Current assets 20,000
Cash 5,000
Accounts receivable 5,000
Inventory 10,000
Current liabilities 15,000
Line of credit 12,000
Accounts payable 3,000
Working capital 5,000

How much working capital do I need?

Step 1: Calculate your cash conversion cycle

To answer this question, you first need to consider your cash conversion cycle.

The cash conversion cycle represents the length of time (in days) that it takes for a company to convert its receivables and inventory into cash. If you carry inventory, you first receive it, you then hold it and finally release it once it is sold.

You must then wait for the customer to pay you. The inventory holding time and the collection period is the amount of time it takes to convert inventory and receivables into cash from sales.

Luckily, your vendors give you time to pay—this is “free” cash for a short time.

In the example below, the cash conversion cycle for this company is 100 days. We take the inventory holding time and cash collection time and subtract the time it takes to pay suppliers.

Cash conversion days

  Before After
Inventory holding days 75 60
Cash collection days 60 45
Supplier payment days (35) (40)
  100 65

100 days is a long time to wait for cash and you may need to close the gap. You need to pay salaries, rent and so on.

So you need to think of ways of reducing the conversion cycle, for example:

  • order inventories a little later
  • ask for customer deposits
  • issue accurate invoices immediately
  • chase collections aggressively
  • try to extend your payables

Your cash conversion cycle will dictate how much working capital you need to operate your business while you are waiting for your sales to turn into cash.

How much working capital do I need?

Step 2: Multiply cash conversion days by average sales per day

Working capital requirements can be estimated by multiplying cash conversion days by average sales per day.

A comparison of this estimate to the amount of working capital you currently appear to have on your balance sheet will tell you whether you have enough capital to fund your day-to-day expenses over the cash conversion period. If your working capital requirement estimate is higher than what you have on hand, then you will need to find a source of financing to fill the gap.

Remember, the longer your cash conversion cycle, the more working capital you will need in the form of cash and operating line.

Can I afford to restart my business aggressively?

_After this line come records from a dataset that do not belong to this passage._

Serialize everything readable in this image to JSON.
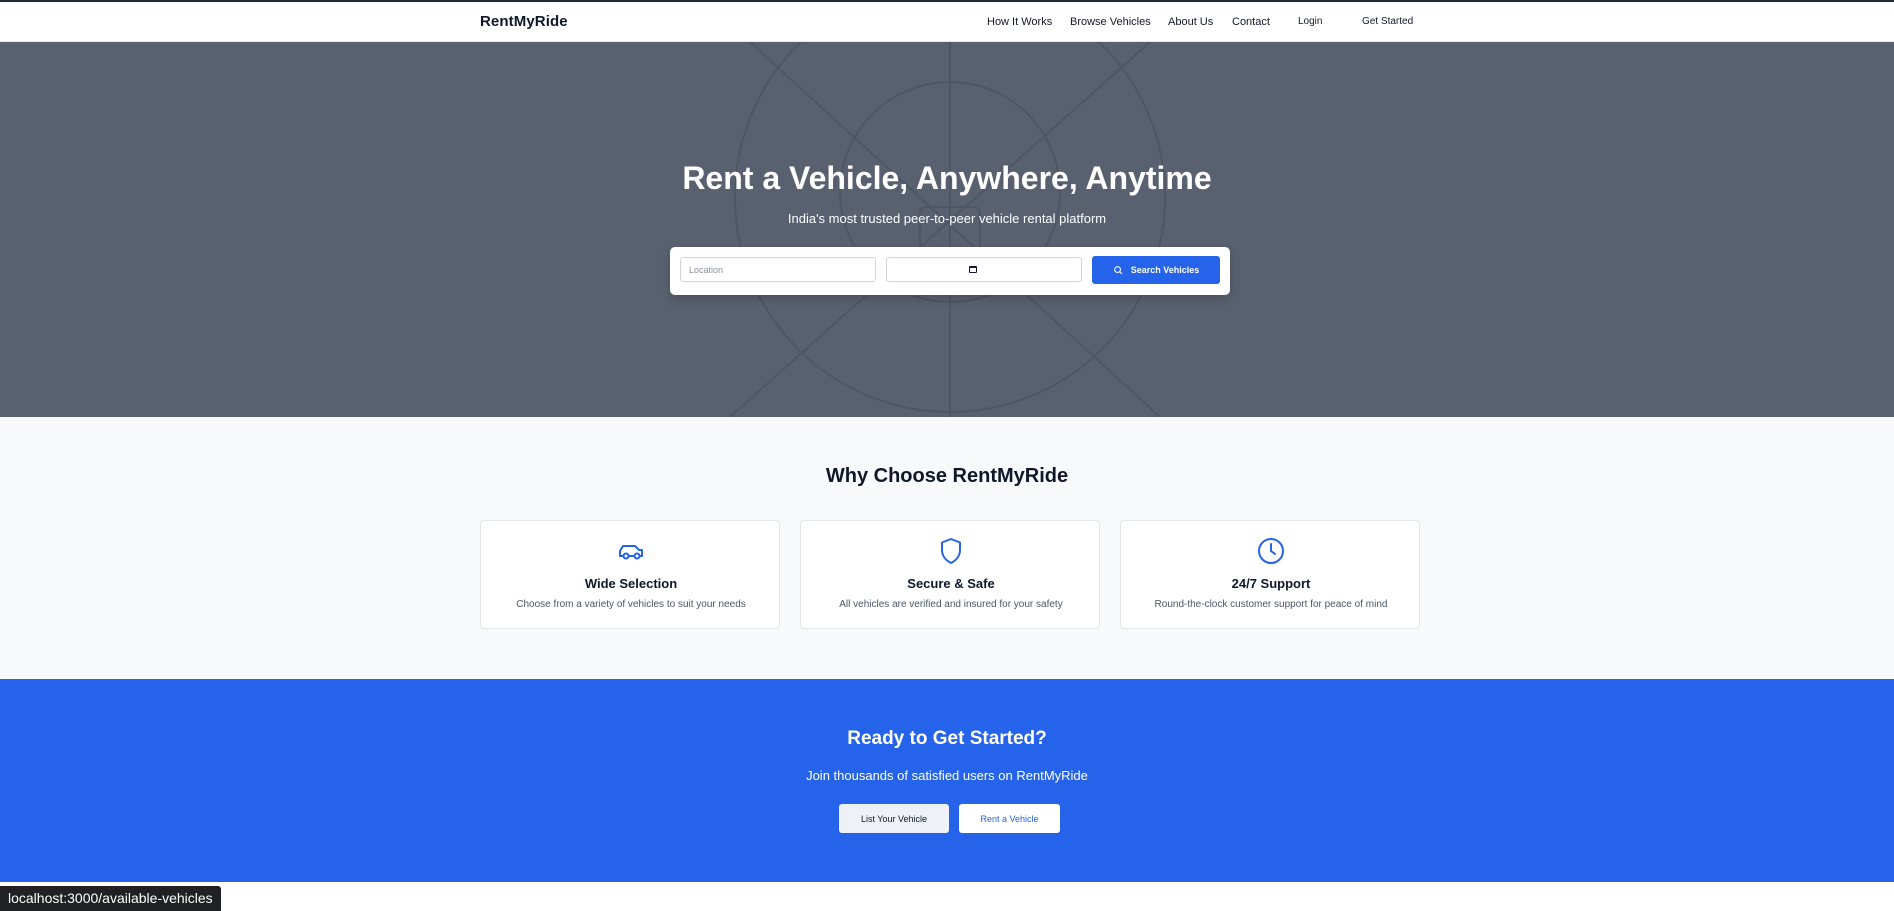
{
  "nav": {
    "brand": "RentMyRide",
    "links": [
      "How It Works",
      "Browse Vehicles",
      "About Us",
      "Contact"
    ],
    "login": "Login",
    "get_started": "Get Started"
  },
  "hero": {
    "title": "Rent a Vehicle, Anywhere, Anytime",
    "subtitle": "India's most trusted peer-to-peer vehicle rental platform",
    "search": {
      "location_placeholder": "Location",
      "button_label": "Search Vehicles",
      "button_icon": "search-icon"
    }
  },
  "features": {
    "title": "Why Choose RentMyRide",
    "cards": [
      {
        "icon": "car-icon",
        "title": "Wide Selection",
        "description": "Choose from a variety of vehicles to suit your needs"
      },
      {
        "icon": "shield-icon",
        "title": "Secure & Safe",
        "description": "All vehicles are verified and insured for your safety"
      },
      {
        "icon": "clock-icon",
        "title": "24/7 Support",
        "description": "Round-the-clock customer support for peace of mind"
      }
    ]
  },
  "cta": {
    "title": "Ready to Get Started?",
    "subtitle": "Join thousands of satisfied users on RentMyRide",
    "list_button": "List Your Vehicle",
    "rent_button": "Rent a Vehicle"
  },
  "status_bar": {
    "url": "localhost:3000/available-vehicles"
  },
  "colors": {
    "primary": "#2563eb",
    "hero_overlay": "#596170",
    "features_bg": "#f8f9fb",
    "text_dark": "#0f172a"
  }
}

The faster you grow, the more working capital you need. As you grow, you will spend more.

Take a hard look at the numbers and ask yourself: Do you want to restart with a bang or should you pursue more moderate and managed growth?

If you have deep pockets, you can grow aggressively. If you don’t, you will hit a brick wall because you will run out of money before your customers can pay you.

Keep a tight rein on cash flow

Finally, make sure to manage your cash flow on a continuous basis.

We have reviewed how to do this in a previous blog post, so I will not repeat the discussion.

What I do want to emphasize, at this stage is prudence:

Manage your debt

Maintain your financial health. Many of you are searching for financing to buffer your losses. If you restart and your pace does not reach pre-COVID levels, you will have trouble paying your debts and this will cause added stress.

Start saving cash

Create a cushion to buffer you through these challenging times. Remember that most experts expect a second wave in the epidemic, which will likely slow down the economy again.

As a business owner, you are responsible for maintaining the health of your employees and customers. But maintaining the financial health of your business is just as important.

Make sure you maintain cash inflows to pay your interest and debt obligations. And do not overextend yourself by acquiring too much debt or restarting your operations too aggressively.